We'll use a combo of LRU and TTL for our eviction strategy, but we'll use empirical data to tune this. Users can optionally specify a TTL or we'll use a default of 1y so all records in Memcached will have a TTL. But, in case we fill our cache before any records expire we'll fallback to LRU. This will keep hot records in the cache and let cold ones fall out.

Our cleanup cron job will run every 30m or so to remove tiny urls from MySQL and Dynamo.

Trade offs/Tech choices

Using a single leader with synchronous replication write strategy allows us the strong consistency we desire but will cost us on the write latency. I opted for this because consistency is critical for protecting user data but a bit of increased latency on writes is acceptable for most users.

Our cache is another noteworthy choice. It will cost us more but should significantly speed up our read latency which is critical for users perception of our service.

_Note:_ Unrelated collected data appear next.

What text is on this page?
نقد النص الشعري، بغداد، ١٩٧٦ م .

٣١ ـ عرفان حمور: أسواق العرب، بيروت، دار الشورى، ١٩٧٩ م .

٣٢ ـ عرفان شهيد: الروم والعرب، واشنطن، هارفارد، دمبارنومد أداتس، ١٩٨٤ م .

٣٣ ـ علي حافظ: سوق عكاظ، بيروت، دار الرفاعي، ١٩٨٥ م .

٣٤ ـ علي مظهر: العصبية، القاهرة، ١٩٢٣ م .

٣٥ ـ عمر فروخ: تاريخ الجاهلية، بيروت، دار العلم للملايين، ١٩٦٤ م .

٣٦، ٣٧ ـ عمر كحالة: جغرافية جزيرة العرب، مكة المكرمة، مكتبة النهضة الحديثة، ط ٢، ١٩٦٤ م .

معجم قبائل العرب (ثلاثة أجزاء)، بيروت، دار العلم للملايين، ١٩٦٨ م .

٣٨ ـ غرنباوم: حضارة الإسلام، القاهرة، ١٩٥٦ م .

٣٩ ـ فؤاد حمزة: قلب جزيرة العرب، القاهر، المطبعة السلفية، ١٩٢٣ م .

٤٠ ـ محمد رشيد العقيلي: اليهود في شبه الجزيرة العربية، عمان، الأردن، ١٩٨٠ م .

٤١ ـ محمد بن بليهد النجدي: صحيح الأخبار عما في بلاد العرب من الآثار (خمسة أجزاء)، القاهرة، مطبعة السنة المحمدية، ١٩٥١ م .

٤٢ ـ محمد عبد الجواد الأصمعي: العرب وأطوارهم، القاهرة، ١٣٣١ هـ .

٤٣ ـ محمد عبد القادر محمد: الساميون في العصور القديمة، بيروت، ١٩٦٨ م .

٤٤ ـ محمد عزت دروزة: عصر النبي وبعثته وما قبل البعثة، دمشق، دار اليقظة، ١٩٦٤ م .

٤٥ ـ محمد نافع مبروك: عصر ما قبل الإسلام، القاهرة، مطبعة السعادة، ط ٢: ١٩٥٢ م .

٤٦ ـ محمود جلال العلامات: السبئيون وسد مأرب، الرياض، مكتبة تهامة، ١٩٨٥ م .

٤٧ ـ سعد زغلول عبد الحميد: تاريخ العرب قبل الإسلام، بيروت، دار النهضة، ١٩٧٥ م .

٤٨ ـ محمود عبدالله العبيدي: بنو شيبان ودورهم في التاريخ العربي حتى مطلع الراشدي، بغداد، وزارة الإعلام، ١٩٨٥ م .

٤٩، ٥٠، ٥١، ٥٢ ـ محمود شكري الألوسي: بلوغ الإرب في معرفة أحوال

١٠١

Failure scenarios/bottlenecks

It's possible that our cache will fail and then leave us without cached records as we fill up the new cache. For this reason it makes sense to run multiple instances of the cache and to replicate data between them.

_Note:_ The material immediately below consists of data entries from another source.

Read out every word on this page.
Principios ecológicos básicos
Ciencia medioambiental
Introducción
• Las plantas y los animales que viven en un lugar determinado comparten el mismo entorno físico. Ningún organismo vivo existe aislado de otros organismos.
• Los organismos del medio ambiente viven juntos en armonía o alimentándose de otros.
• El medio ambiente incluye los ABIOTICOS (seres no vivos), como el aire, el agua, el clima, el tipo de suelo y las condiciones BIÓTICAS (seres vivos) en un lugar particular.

When our batching service fails we'll lose the views that are in memory. We can attempt to build in a graceful shut down to the application logic to dump this info to blob storage if our needs prohibit us from losing that data. We can also increase how often the batching service writes to Dynamo to reduce this risk.

If our MySQL leader goes down then we'll have the read replicas elect a new leader automatically. If we need to scale up we can look into partitioning our MySQL database. That way we could still have a single leader for each partition of the data. We could partition on ranges of userIds or ranges of tinyUrls depending on how we generate tinyUrls. We'd want to make sure we choose a partition key with high cardinality to avoid hot spots.

Our API Gateway could fail so we'll want to have a primary-secondary failover setup there where we have a passive secondary ready to go when the primary heartbeat fails.

If our read or write services go down then we'll take them out of the pool of services we route to from our API Gateway. These services are stateless so we can seamlessly redirect traffic. If a request to one of those services 500s then we can retry it once on a healthy node.

If our batching service goes down then we'll lose the records in memory. We could use application logic to attempt graceful shutdowns where we dump the views in memory to blob storage that we read on startup. We could also write to dynamo more often to reduce the risk of data loss at the cost of batching less records that could have been batched.

If our cleanup job fails to run then subsequent runs should be able to handle the backlog. We can also run extra cron jobs at periods of low traffic in the case of any rare excessive backlogs

Future improvements

I'd possibly use multiple cache servers with replication to reduce the impact of cache servers going down. I'd also consider increasing cache memory.